In attesa del regolamento interministeriale in merito all’utilizzo di guardie armate, siano esse militari o civili, a bordo delle navi battenti bandiera italiana, oggi l’imbarco è consentito dall’art. 5 del d.l. n. 130 / 2011. Questo articolo non dice e non stabilisce come inquadrare questo personale, armato, nella gerarchia di bordo; non si evincono, leggendo questo decreto, le eventuali responsabilità dell’armatore; ed è per questo che molti consulenti marittimisti consigliano un accordo contrattuale per eventuale imbarco di guardie armate con il Ministero della Difesa, se militari, o con Società di vigilanza se civili.

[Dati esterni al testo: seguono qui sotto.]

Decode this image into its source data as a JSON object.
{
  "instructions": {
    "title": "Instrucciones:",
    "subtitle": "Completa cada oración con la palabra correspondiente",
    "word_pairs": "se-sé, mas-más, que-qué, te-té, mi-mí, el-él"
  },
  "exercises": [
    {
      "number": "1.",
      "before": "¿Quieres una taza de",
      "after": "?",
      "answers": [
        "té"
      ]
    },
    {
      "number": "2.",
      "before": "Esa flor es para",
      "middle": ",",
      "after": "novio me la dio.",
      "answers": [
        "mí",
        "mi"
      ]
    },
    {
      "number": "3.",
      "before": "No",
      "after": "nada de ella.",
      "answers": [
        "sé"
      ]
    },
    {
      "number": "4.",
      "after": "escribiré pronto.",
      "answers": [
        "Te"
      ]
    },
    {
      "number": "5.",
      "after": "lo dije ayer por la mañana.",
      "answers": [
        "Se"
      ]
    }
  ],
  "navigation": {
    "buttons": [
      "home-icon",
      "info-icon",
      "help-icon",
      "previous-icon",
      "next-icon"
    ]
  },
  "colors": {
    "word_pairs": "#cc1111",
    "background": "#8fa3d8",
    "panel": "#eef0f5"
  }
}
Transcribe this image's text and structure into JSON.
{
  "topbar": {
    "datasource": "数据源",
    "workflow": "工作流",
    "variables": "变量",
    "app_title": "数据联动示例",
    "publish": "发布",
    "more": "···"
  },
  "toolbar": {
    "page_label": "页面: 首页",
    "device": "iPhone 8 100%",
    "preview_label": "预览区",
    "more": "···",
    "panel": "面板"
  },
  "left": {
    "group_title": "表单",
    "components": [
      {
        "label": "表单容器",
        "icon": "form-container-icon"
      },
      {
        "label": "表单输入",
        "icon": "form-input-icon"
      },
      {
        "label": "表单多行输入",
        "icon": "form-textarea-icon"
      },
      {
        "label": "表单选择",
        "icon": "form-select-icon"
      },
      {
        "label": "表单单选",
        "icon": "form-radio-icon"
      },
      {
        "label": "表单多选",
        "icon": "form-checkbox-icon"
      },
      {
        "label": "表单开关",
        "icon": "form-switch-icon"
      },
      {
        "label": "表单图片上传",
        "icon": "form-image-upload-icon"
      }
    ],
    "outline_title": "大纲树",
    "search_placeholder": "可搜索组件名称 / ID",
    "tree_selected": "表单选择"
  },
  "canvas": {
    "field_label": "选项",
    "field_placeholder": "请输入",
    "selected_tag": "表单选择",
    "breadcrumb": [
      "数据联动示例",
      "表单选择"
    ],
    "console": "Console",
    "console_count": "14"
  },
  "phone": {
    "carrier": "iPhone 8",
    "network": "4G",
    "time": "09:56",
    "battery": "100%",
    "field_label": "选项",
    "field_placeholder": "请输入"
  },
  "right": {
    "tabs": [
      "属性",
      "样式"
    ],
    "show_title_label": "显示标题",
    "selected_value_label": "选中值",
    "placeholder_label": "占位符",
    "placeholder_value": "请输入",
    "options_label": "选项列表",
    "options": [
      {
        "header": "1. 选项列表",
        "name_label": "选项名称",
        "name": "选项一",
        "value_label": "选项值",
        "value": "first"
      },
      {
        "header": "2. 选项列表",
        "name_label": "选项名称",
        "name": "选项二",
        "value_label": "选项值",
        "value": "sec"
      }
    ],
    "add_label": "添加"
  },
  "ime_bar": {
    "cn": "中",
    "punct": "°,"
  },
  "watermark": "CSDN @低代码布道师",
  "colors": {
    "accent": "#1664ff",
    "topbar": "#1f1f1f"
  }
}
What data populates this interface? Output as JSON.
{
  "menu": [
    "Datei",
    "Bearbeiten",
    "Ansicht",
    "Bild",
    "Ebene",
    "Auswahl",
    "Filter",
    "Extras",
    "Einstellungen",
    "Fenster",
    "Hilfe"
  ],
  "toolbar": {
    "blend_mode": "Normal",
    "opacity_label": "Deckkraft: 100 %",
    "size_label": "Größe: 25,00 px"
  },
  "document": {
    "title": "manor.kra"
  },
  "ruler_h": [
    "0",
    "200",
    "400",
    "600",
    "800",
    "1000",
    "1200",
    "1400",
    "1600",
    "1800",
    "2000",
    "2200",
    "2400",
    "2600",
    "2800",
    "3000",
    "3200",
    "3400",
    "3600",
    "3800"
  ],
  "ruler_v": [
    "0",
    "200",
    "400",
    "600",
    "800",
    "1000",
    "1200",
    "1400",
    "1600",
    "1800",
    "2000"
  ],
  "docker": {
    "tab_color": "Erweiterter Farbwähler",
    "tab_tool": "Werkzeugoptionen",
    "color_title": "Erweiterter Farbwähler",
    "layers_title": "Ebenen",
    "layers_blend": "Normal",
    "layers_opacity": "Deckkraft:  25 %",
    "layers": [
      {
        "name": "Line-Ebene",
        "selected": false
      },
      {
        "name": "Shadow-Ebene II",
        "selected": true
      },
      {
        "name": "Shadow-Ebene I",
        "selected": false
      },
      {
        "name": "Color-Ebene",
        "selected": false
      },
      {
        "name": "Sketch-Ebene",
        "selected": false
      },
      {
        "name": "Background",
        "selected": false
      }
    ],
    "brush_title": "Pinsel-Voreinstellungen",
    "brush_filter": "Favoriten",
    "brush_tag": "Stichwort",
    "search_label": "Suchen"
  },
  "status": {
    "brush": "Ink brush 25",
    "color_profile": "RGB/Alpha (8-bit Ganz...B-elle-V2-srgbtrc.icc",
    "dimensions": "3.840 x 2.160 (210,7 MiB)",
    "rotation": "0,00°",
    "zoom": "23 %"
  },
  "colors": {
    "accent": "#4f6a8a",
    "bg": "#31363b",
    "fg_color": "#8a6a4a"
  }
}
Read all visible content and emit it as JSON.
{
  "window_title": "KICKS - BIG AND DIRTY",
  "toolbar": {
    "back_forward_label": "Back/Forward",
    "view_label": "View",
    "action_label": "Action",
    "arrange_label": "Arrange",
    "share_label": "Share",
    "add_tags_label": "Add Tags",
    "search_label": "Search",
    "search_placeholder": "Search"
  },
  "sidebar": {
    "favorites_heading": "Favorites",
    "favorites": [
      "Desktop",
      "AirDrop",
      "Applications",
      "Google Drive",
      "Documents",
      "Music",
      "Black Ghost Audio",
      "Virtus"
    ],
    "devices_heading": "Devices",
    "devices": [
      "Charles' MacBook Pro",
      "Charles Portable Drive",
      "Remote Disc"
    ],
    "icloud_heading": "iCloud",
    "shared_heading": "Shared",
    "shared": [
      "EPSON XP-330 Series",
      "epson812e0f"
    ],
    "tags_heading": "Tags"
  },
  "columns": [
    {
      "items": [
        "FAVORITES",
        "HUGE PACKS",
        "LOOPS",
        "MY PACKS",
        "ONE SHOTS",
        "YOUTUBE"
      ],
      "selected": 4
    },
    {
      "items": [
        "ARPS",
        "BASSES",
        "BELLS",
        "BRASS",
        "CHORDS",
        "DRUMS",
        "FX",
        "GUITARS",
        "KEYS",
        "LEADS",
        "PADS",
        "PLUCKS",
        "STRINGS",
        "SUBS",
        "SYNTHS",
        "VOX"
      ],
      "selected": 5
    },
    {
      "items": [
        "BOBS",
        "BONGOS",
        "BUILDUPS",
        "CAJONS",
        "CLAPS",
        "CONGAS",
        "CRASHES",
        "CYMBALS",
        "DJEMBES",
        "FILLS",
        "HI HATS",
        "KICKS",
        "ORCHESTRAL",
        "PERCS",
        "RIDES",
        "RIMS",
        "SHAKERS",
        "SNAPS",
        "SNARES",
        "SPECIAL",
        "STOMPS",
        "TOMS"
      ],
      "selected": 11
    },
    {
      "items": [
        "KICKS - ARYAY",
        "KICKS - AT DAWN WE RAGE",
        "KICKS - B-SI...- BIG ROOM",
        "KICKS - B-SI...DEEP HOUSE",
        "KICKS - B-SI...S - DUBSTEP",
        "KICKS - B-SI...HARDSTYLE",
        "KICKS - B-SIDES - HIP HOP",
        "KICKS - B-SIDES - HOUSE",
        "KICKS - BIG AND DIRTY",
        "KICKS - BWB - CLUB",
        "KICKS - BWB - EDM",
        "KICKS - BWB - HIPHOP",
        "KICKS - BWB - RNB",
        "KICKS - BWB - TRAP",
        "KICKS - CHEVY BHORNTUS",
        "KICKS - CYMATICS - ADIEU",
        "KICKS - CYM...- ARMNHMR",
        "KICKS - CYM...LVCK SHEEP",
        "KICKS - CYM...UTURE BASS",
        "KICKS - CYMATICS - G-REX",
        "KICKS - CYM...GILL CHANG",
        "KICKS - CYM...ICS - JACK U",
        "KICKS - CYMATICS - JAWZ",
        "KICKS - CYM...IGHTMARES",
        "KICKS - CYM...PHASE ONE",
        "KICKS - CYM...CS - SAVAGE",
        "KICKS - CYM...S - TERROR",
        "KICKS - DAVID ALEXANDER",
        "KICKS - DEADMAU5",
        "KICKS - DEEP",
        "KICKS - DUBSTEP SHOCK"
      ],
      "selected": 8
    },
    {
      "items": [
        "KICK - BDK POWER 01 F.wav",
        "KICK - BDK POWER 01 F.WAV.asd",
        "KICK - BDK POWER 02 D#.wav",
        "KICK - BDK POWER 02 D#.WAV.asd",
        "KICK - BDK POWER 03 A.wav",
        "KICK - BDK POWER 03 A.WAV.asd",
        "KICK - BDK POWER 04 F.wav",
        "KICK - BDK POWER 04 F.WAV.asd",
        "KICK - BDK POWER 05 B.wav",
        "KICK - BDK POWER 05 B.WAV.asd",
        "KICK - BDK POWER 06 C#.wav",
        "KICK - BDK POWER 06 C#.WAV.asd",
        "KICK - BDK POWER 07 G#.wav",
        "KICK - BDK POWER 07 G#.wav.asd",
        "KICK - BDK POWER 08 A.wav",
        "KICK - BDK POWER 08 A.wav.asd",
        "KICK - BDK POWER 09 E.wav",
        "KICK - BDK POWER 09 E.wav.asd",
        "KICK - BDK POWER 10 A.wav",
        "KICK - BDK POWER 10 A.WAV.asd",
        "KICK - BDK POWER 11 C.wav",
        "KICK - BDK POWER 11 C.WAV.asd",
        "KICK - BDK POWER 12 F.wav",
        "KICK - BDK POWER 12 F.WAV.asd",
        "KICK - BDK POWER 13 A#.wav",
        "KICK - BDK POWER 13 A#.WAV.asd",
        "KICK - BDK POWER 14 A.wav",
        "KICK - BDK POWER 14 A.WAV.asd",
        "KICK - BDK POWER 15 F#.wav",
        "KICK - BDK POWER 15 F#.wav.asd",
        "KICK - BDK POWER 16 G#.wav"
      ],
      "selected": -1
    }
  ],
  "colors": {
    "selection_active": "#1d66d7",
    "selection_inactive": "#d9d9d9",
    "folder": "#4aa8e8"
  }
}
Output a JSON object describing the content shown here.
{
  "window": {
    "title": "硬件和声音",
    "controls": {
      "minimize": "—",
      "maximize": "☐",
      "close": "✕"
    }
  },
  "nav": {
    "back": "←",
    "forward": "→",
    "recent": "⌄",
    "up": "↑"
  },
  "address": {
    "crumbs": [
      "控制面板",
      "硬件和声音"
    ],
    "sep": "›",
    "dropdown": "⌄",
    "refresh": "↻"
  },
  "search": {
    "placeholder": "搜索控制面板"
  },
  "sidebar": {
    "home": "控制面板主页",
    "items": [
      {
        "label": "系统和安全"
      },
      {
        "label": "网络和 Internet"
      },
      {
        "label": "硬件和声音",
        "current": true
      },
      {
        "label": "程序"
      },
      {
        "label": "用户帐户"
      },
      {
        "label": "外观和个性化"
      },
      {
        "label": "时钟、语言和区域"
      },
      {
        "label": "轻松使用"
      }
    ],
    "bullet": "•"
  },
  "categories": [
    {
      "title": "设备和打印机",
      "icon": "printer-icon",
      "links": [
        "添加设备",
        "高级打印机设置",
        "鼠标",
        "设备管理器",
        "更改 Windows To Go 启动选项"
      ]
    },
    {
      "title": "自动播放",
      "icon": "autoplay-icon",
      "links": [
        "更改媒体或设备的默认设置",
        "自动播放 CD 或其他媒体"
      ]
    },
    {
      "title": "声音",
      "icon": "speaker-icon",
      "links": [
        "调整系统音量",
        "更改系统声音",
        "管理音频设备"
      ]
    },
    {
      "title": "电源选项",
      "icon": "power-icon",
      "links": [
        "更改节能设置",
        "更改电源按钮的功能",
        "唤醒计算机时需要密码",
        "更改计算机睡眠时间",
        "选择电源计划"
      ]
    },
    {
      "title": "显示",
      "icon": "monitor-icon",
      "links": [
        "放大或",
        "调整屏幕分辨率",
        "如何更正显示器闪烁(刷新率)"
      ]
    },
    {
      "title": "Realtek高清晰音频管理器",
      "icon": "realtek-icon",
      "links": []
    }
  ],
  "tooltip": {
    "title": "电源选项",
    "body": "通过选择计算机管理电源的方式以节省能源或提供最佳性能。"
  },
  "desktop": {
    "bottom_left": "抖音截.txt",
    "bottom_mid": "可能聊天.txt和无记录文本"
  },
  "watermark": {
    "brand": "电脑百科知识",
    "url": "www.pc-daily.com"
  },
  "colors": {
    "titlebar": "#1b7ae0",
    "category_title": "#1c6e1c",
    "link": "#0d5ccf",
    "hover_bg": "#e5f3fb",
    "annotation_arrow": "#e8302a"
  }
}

Questo accordo dovrebbe contenere la posizione d’imbarco ed i vincoli rispetto alle direttive impartite dal Comandante della nave; le regole d’ingaggio che le guardie armate dovranno osservare nel disciplinare l’uso della forza e ci riferiamo ad azioni, tempi e modalità; quali le responsabilità del Ministero, se militari, o della Società di vigilanza privata, se civili, per eventuali illeciti civili e/o penali commessi dalle guardie armate stesse durante l’esercizio delle proprie funzioni. Il problema, nasce quando si imbarcano guardie armate civili perché a tutt’oggi, in Italia, non si conosce chi debba stabilire le regole d’ingaggio; in quanto per i nuclei militari di protezione della Marina (NMP) è il Ministero della Difesa a stabilire dette regole. Molti condividono che il Ministero della Difesa è titolare anche a stabilire regole d’ingaggio per le guardie civili e per qualunque servizio di sicurezza.
Al riguardo, in sede IMO (International Organization Maritime) è stata adottata la circolare MSC 1/ Circ 1405 del 2011 (Maritime Safety Committee) da cui si evince, in particolare, che le guardie armate a bordo delle navi devono, preliminarmente, compiere quanto necessario per evitare l’uso della forza. Qualora si debba far ricorso alla forza, ciò accadrà nel rispetto della legge applicabile e, comunque, in nessun caso l’uso della forza eccederà quanto strettamente necessario e sarà comunque proporzionata all’offesa ed appropriata alla situazione.
L’uso della forza è giustificato solo per esigenze di difesa di personale a fronte di un pericolo imminente per la vita o l’integrità della persona. Ricordiamo qui, comunque, alcune contraddizioni: il capo del team è responsabile dell’uso della forza; le regole d’ingaggio devono essere chiare; gli articoli 1135 e 1136 del Codice della Navigazione (reati per atti di pirateria) affida al comandante della nave la funzione di ufficiale giudiziario; se sono militari imbarcati, dipendenti del Ministero della Difesa sono inseriti nella gerarchia esclusiva del comando militare e pertanto non hanno l’obbligo di osservare le direttive del comandante o dell’armatore. Il contrasto diviene più forte, quando si fa riferimento all’articolo 186 del C.N. il quale sancisce che il comandante della nave esercita la propria autorità su tutte le persone che si trovano a bordo della nave, essendo investito di un potere disciplinare nei confronti sia dell’equipaggio, sia dei passeggeri.